The Swiss National Bank (SNB) has voiced reservations regarding the implementation of retail Central Bank Digital Currencies (CBDCs), citing concerns over potential destabilisation of the financial system.
Chairman Thomas Jordan emphasised that, given the current efficiency and innovative payment methods offered by the private sector, there’s no imperative for a public CBDC.
Jordan cautioned that introducing retail CBDCs could disrupt the established monetary system and the dynamics between central and commercial banks, which may pose risks to financial stability. In his view, the drawbacks of such digital currencies seem to outweigh their benefits.
Nevertheless, despite these reservations, the SNB is actively advancing in payment technology. It recently upgraded its Swiss Interbank Clearing (SIC) system to enable instant payments for retail customers by the upcoming summer. The system’s enhancements also include support for new payment instruments and programmable payments, underscoring the bank’s commitment to innovation.

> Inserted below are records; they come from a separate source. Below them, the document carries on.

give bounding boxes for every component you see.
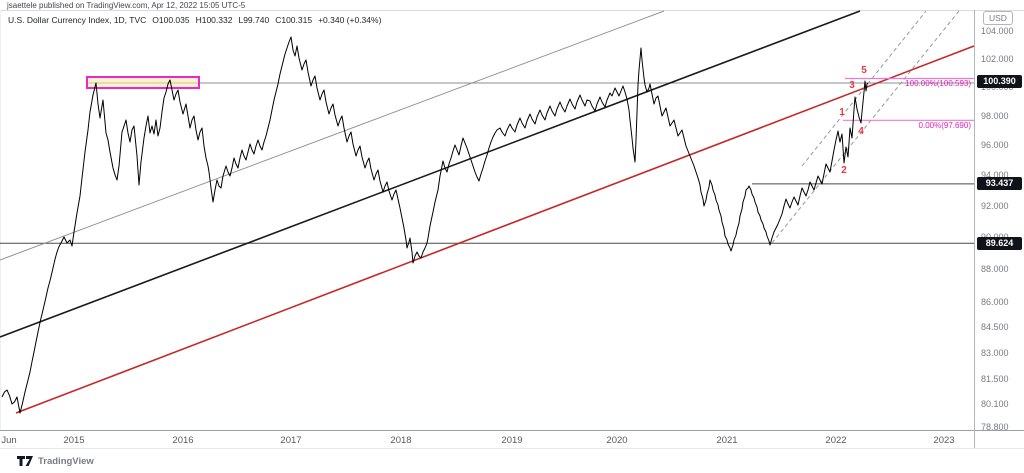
ohlc-change: +0.340 (+0.34%) <box>318 15 382 25</box>
footer-branding[interactable]: TradingView <box>17 455 94 467</box>
black-channel-line <box>0 10 861 338</box>
thin-gray-trendline <box>0 10 665 261</box>
chart-legend: U.S. Dollar Currency Index, 1D, TVC O100.… <box>8 15 387 25</box>
tradingview-logo-text: TradingView <box>38 455 94 467</box>
red-channel-line <box>15 45 975 414</box>
tradingview-logo-icon <box>17 456 33 466</box>
channel-lower-dashed <box>771 10 960 244</box>
currency-unit-badge: USD <box>983 11 1013 25</box>
attribution-text: jsaettele published on TradingView.com, … <box>7 1 246 10</box>
symbol-title: U.S. Dollar Currency Index, 1D, TVC <box>8 15 147 25</box>
ohlc-low: L99.740 <box>238 15 270 25</box>
ohlc-high: H100.332 <box>195 15 233 25</box>
ohlc-open: O100.035 <box>152 15 190 25</box>
highlight-box <box>86 76 200 89</box>
price-line <box>1 36 869 414</box>
ohlc-close: C100.315 <box>275 15 313 25</box>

By contrast, the SNB maintains a positive outlook on wholesale CBDCs designed for transactions between commercial banks and the central bank. Through Project Helvetia III, the SNB is testing the use of wholesale CBDCs in financial transactions, with successful settlements already achieved. This approach demonstrates the potential for enhancing transaction efficiency and security.
However, Jordan acknowledged several challenges that need addressing before wholesale CBDCs can be fully implemented. These challenges encompass issues related to managing digital central bank funds and ensuring access for financial institutions.
Furthermore, the SNB is exploring the possibility of using wholesale CBDCs for monetary policy operations, indicating a cautious yet progressive approach toward digital currency innovation.
Overall, while the SNB remains cautious about the potential risks associated with retail CBDCs and their impact on financial stability, it recognizes the potential benefits of wholesale CBDCs in optimising financial transactions. This stance reflects a balanced approach to integrating digital currency innovations into Switzerland’s financial landscape.